I say this because for too long our focus was misplaced. We often spend the earliest years of our recovery fighting the diagnosis and giving it power over us. Yet what you resist persists.

The moral of this story is: fight like a girl–or a guy. Stand tall. Walk proud.

In this regard: The Helping Families in Mental Health Crisis Act in the House of Representatives was marked up and kept intact with every provision. Call or e-mail your congressperson to urge him or her to vote yes on making this bill the law.

A contingent of Democrats tried to water-down this bill so that in effect it wouldn’t help those of us with a chronic form of schizophrenia who need evidence-based treatment. Shame on you, whoever those Democrats were.

The Act has bipartisan support. Fighting for the right of individuals diagnosed with schizophrenia to get effective treatment is one way to fight.

Right now I’m fighting against having to do the work of 10 guys in my Toms shoes to paraphrase the lyrics to a J. Lo song about her YSL stilettos.

My point is: nothing is going to change unless more of us have the courage to speak out against the crap: the crap that management covers up on the job; the crap we’re given in how others treat us; and the crap in terms of mental health treatment.

Gild it in gold: make it gold-plated on the outside: crap is still crap.

Disclosure on the Job

Every so often I’m going to write blog entries geared to information in Flourish.

Upwards of 70 percent of individuals diagnosed with schizophrenia want to work and think they’re capable of holding a job.  Thus I’m going to present secrets to succeeding in the work marketplace.

A woman who wrote an article for Huffington Post claimed she doesn’t want to have to be twice as good as a person without a disability. She used a wheelchair.

“Honey,” I wanted to say, “You’d better be twice as good. Do it for yourself not for other people.”

There’s a lot of crap out there. That is people with a crappy work ethic. Do you really want to join the ranks of crap?

You might have to work with a guy who is not in his right head. Knowing that a rude co-worker without a mental illness who doesn’t do any work is celebrated and allowed to slack off, do you really want to disclose your mental illness in the workplace? Not so fast.

I’m a realist. I dream a world where more people can disclose without any repercussion. Yet I don’t live in this world. We’re not there yet in society. You have to prove yourself.

It’s true: that a co-worker with a defect will be allowed to be rude, to not do any work. Yet as soon as you try to be a slacker at work, don’t be so quick to think you’ll get the royal treatment like Mr. so-called normal does.

You won’t.

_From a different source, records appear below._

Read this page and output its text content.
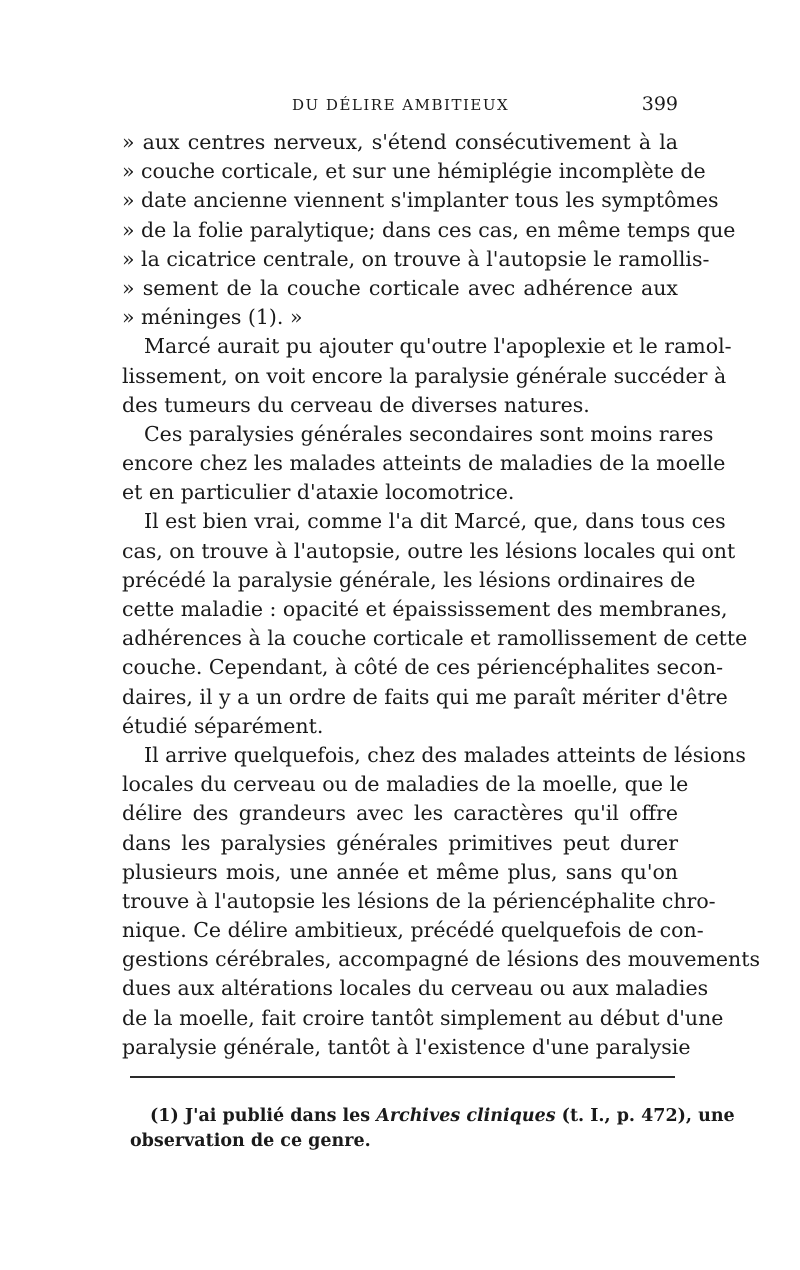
DU DÉLIRE AMBITIEUX	399
» aux centres nerveux, s'étend consécutivement à la
» couche corticale, et sur une hémiplégie incomplète de
» date ancienne viennent s'implanter tous les symptômes
» de la folie paralytique; dans ces cas, en même temps que
» la cicatrice centrale, on trouve à l'autopsie le ramollis-
» sement de la couche corticale avec adhérence aux
» méninges (1). »
Marcé aurait pu ajouter qu'outre l'apoplexie et le ramol-
lissement, on voit encore la paralysie générale succéder à
des tumeurs du cerveau de diverses natures.
Ces paralysies générales secondaires sont moins rares
encore chez les malades atteints de maladies de la moelle
et en particulier d'ataxie locomotrice.
Il est bien vrai, comme l'a dit Marcé, que, dans tous ces
cas, on trouve à l'autopsie, outre les lésions locales qui ont
précédé la paralysie générale, les lésions ordinaires de
cette maladie : opacité et épaississement des membranes,
adhérences à la couche corticale et ramollissement de cette
couche. Cependant, à côté de ces périencéphalites secon-
daires, il y a un ordre de faits qui me paraît mériter d'être
étudié séparément.
Il arrive quelquefois, chez des malades atteints de lésions
locales du cerveau ou de maladies de la moelle, que le
délire des grandeurs avec les caractères qu'il offre
dans les paralysies générales primitives peut durer
plusieurs mois, une année et même plus, sans qu'on
trouve à l'autopsie les lésions de la périencéphalite chro-
nique. Ce délire ambitieux, précédé quelquefois de con-
gestions cérébrales, accompagné de lésions des mouvements
dues aux altérations locales du cerveau ou aux maladies
de la moelle, fait croire tantôt simplement au début d'une
paralysie générale, tantôt à l'existence d'une paralysie
(1) J'ai publié dans les Archives cliniques (t. I., p. 472), une
observation de ce genre.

It’s a double standard. I have been employed at jobs since 1990–going on over 25 years. It’s still dice-y to disclose in the workplace.

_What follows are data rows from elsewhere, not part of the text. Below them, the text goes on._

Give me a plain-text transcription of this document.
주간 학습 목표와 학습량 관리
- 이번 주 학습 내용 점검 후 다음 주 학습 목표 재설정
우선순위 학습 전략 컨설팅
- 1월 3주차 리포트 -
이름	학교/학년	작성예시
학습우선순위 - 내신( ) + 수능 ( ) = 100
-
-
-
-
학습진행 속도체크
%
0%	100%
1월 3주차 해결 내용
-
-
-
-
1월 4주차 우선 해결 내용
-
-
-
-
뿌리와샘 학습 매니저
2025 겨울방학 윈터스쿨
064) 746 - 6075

What can we do when we have to interact with people like this? I advocate for having a sense of humor.

Think about something positive about yourself that shines more brightly than the other person. Find something humorous about them. Whatever you have to do to feel better, try having a sense of humor about what’s going on.

Having a sense of humor will help you realize that “at the end of the day” you’re hot shit in your own way.

On the job, on the street, in real life, we’re all going to have to interact with slackers, with rude people, with people who live to twist our buttons.

Take the high road. Refuse to be pulled down onto another person’s level. Refuse to think you should be able to perform in the gutter too. It doesn’t work this way in the real world. You have to be twice as good.

You do it for yourself.You find humor in the situation.

The moral of this story is: Act like you’re hot shit–because you are. Like Queen Latifah urged: “Put on your crown.”

If you think you’re hot shit, it doesn’t matter what other people think of you and it doesn’t matter what other people do.

Act like royalty. Wear your crown with pride.